Опала свалилась на Сильвестра, сосланного на Соловки, но совершенно не задела Курбского. Наоборот, ещё в разгар победоносного похода на Феллин Иван Васильевич, показывая недовольство Адашевым, заявил Андрею Михайловичу: «Надо мне вместо прибегших (отступивших) воевод або самому идти супротив Инфлянтов, або тебя, любимого моего, послати». На несколько весенних месяцев он даже назначил Курбского главнокомандующим русскими войсками. Но вскоре князь без огорчения оставил высокий пост, вернулся в родной Передовой полк и был отпущен к Вендену — добывать славу в первом бою с литовцами.
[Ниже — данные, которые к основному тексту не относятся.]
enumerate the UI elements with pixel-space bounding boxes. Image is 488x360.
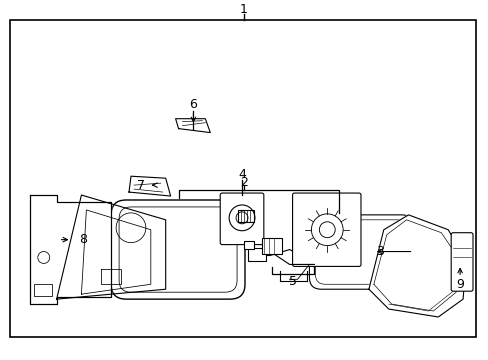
- Polygon shape: [175, 119, 210, 132]
- FancyBboxPatch shape: [450, 233, 472, 291]
- Text: 1: 1: [240, 3, 247, 16]
- Text: 7: 7: [137, 179, 144, 192]
- Text: 6: 6: [189, 98, 197, 111]
- Polygon shape: [30, 195, 111, 304]
- Bar: [261, 238, 281, 253]
- Text: 3: 3: [375, 245, 383, 258]
- Bar: [34, 284, 52, 296]
- FancyBboxPatch shape: [220, 193, 264, 244]
- Text: 5: 5: [288, 275, 296, 288]
- Text: 2: 2: [240, 176, 247, 189]
- Text: 4: 4: [238, 168, 245, 181]
- FancyBboxPatch shape: [292, 193, 360, 266]
- Bar: [244, 240, 253, 248]
- Polygon shape: [129, 176, 170, 196]
- Bar: [10, 19, 475, 337]
- Text: 8: 8: [79, 233, 87, 246]
- Text: 9: 9: [455, 278, 463, 291]
- Polygon shape: [368, 215, 465, 317]
- Bar: [238, 210, 253, 222]
- Bar: [247, 248, 265, 261]
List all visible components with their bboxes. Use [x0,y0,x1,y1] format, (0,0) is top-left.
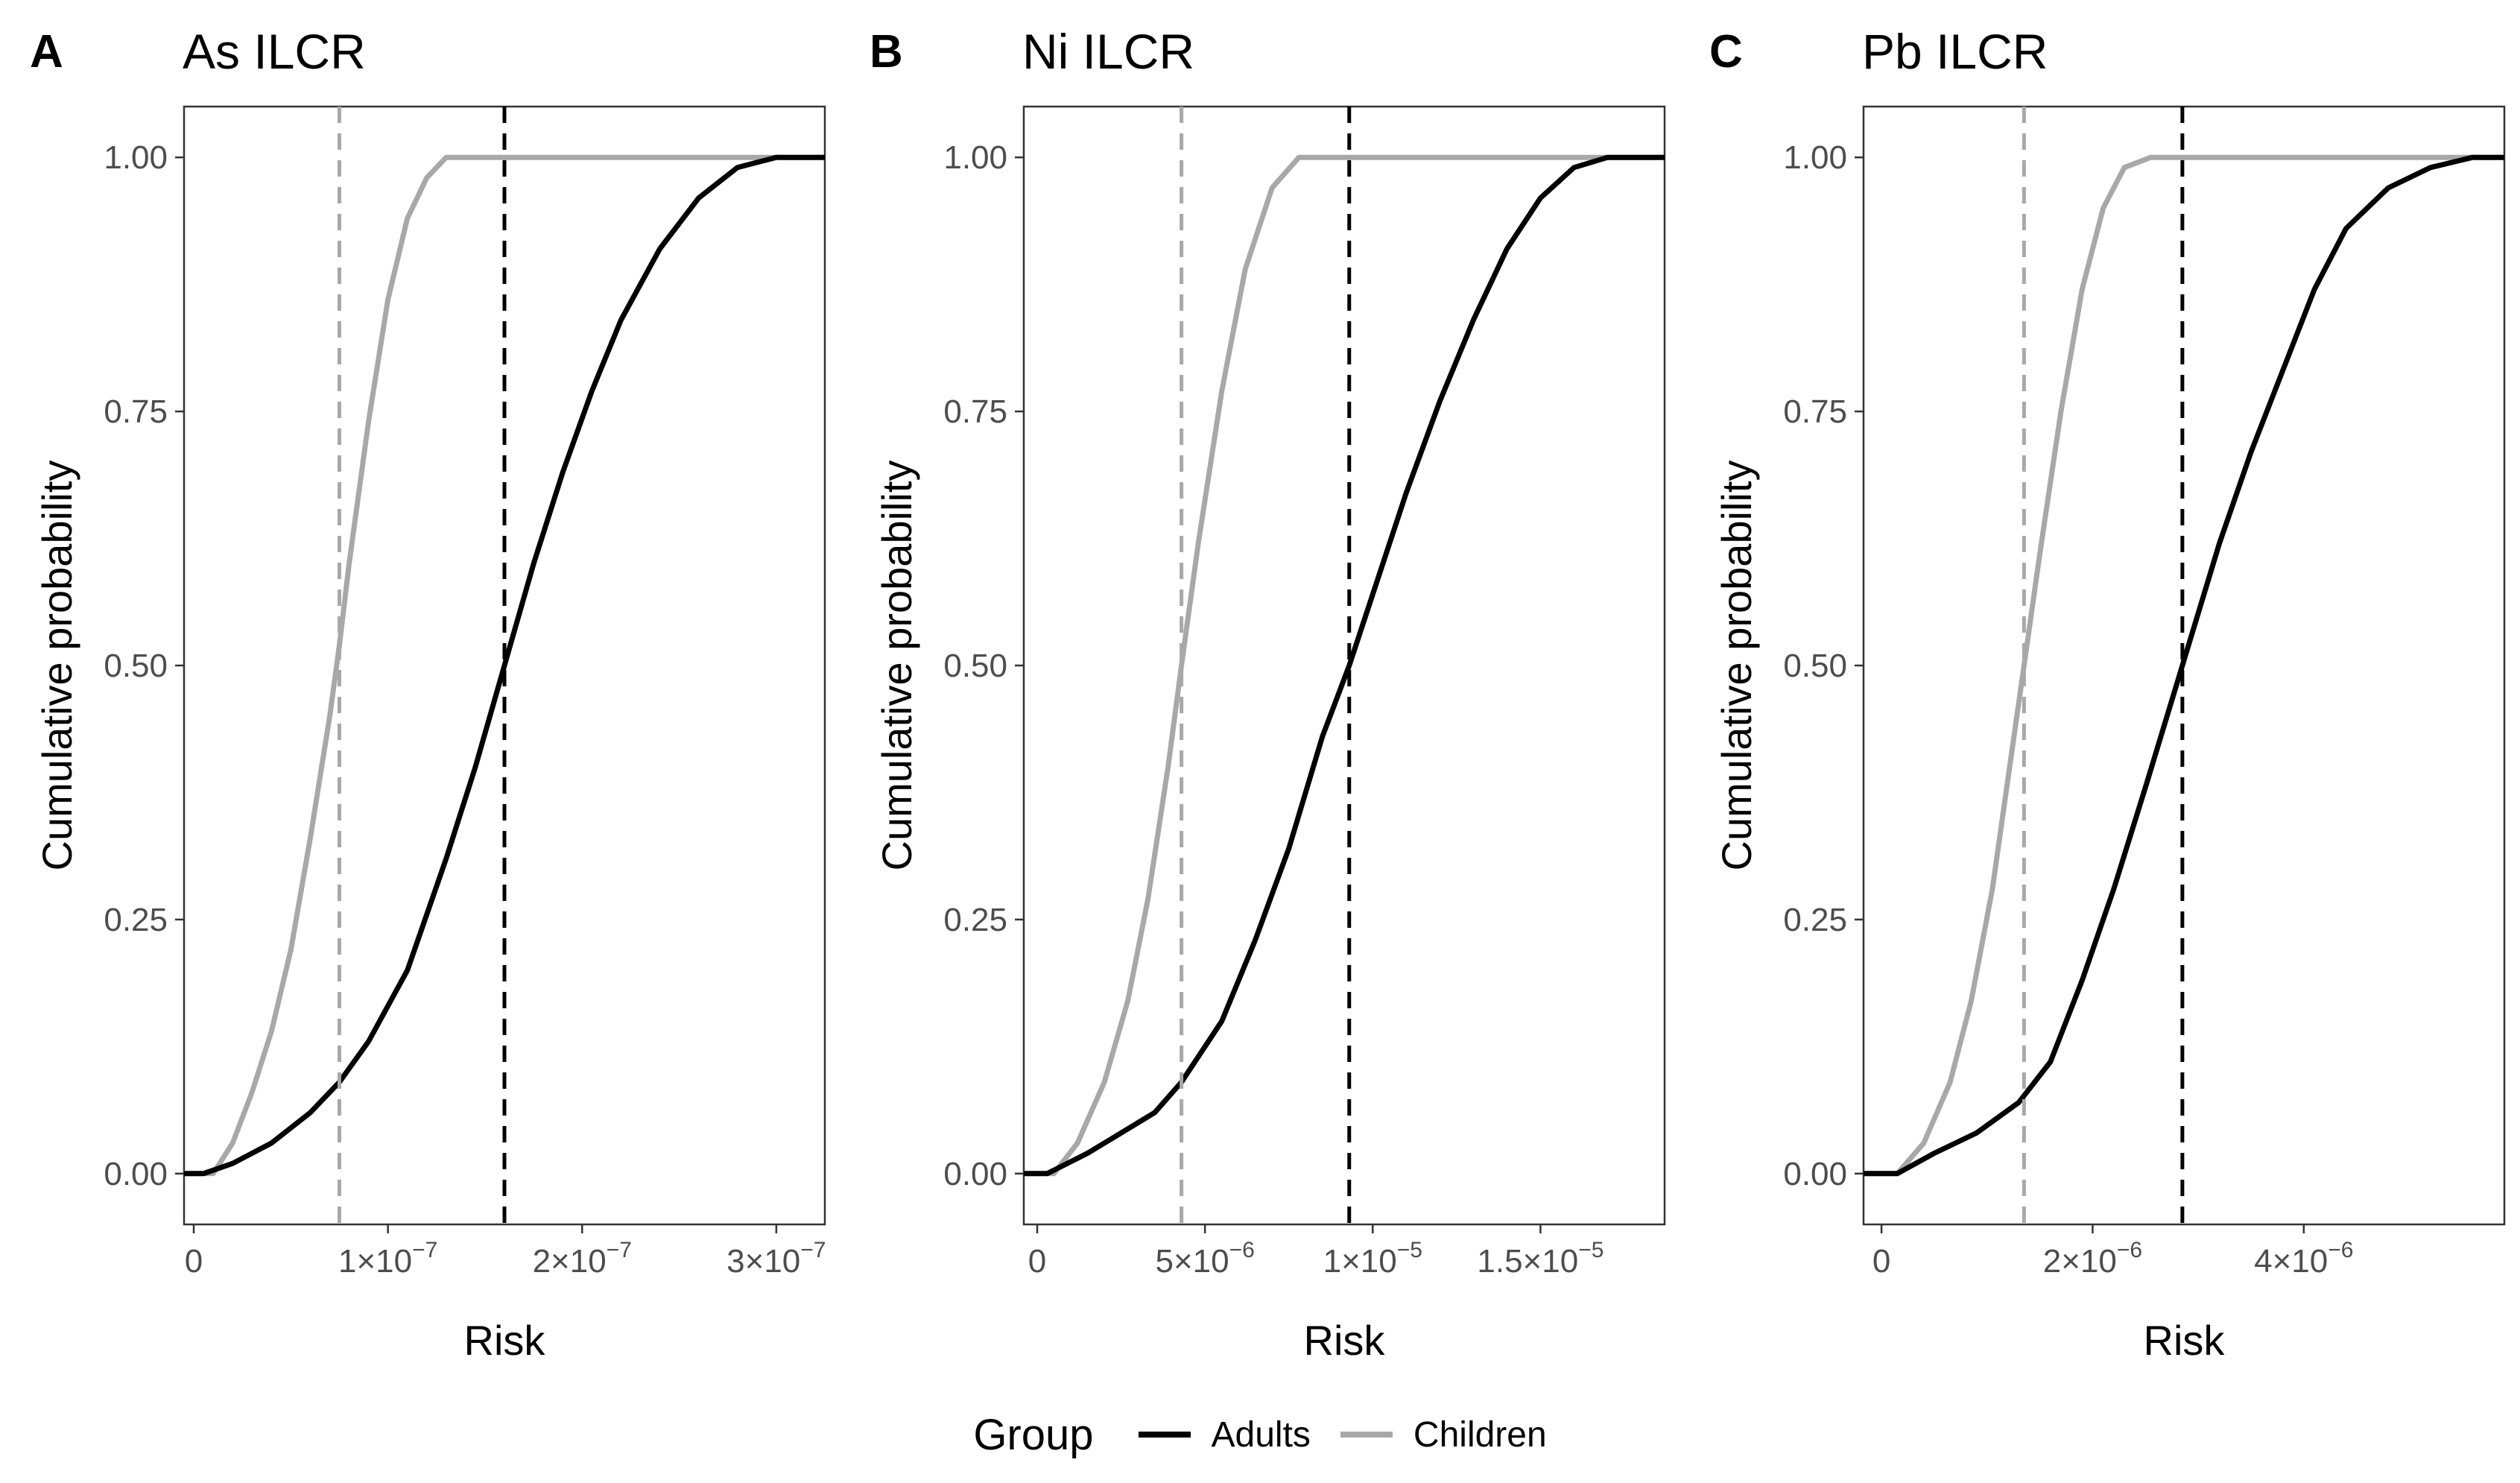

Командовал литовским отрядом князь Александр Иванович Полубенский. Здесь они впервые встретились — друзья и родичи в недалёком будущем. Под Венденом они об этом не подозревали, а всласть, до смертельной усталости намахались саблями и шестопёрами, изрыв копытами боевых меринов готовые к жатве хлеба. Бой пришёлся на двадцать первое августа. Литовцы обессилели первыми, укрылись за тройными стенами замка. Андрей Михайлович коротко донёс Мстиславскому: «Я их разбил!»

В ту осень полк его с короткими боями прошёл Инфлянты до самой Даугавы, но от похода немногое запомнилось, разве что латыши-крестьяне, помогавшие русским в первые годы войны. В них жила надежда на перемены. Она казалась Курбскому наивной, но он не разрушал её — знание местности и вести о противнике покупались ею. Он понимал, что только столетняя рабская безысходность могла родить такую отчаянную, ослепляющую решимость претерпеть всё — и ужас смерти, и военное разорение, лишь бы они разрешились обновлением жизни! Крестьяне — латыши и эсты редко высказывались прямо, но обычаю страдников, они предпочитали ждать и ненавязчиво показывать завоевателям своё усердие. Можно считать совпадением, что из одной ловушки Андрей Михайлович вывел свой полк с помощью крестьян как раз под Юрьев день осенний... Он запомнил, как они помогали детям боярским вытягивать коней из топкого брода. «Чают, что новые господа будут милостивее немцев?» Мыслей своих он не высказывал, конечно, но латышей слегка жалел.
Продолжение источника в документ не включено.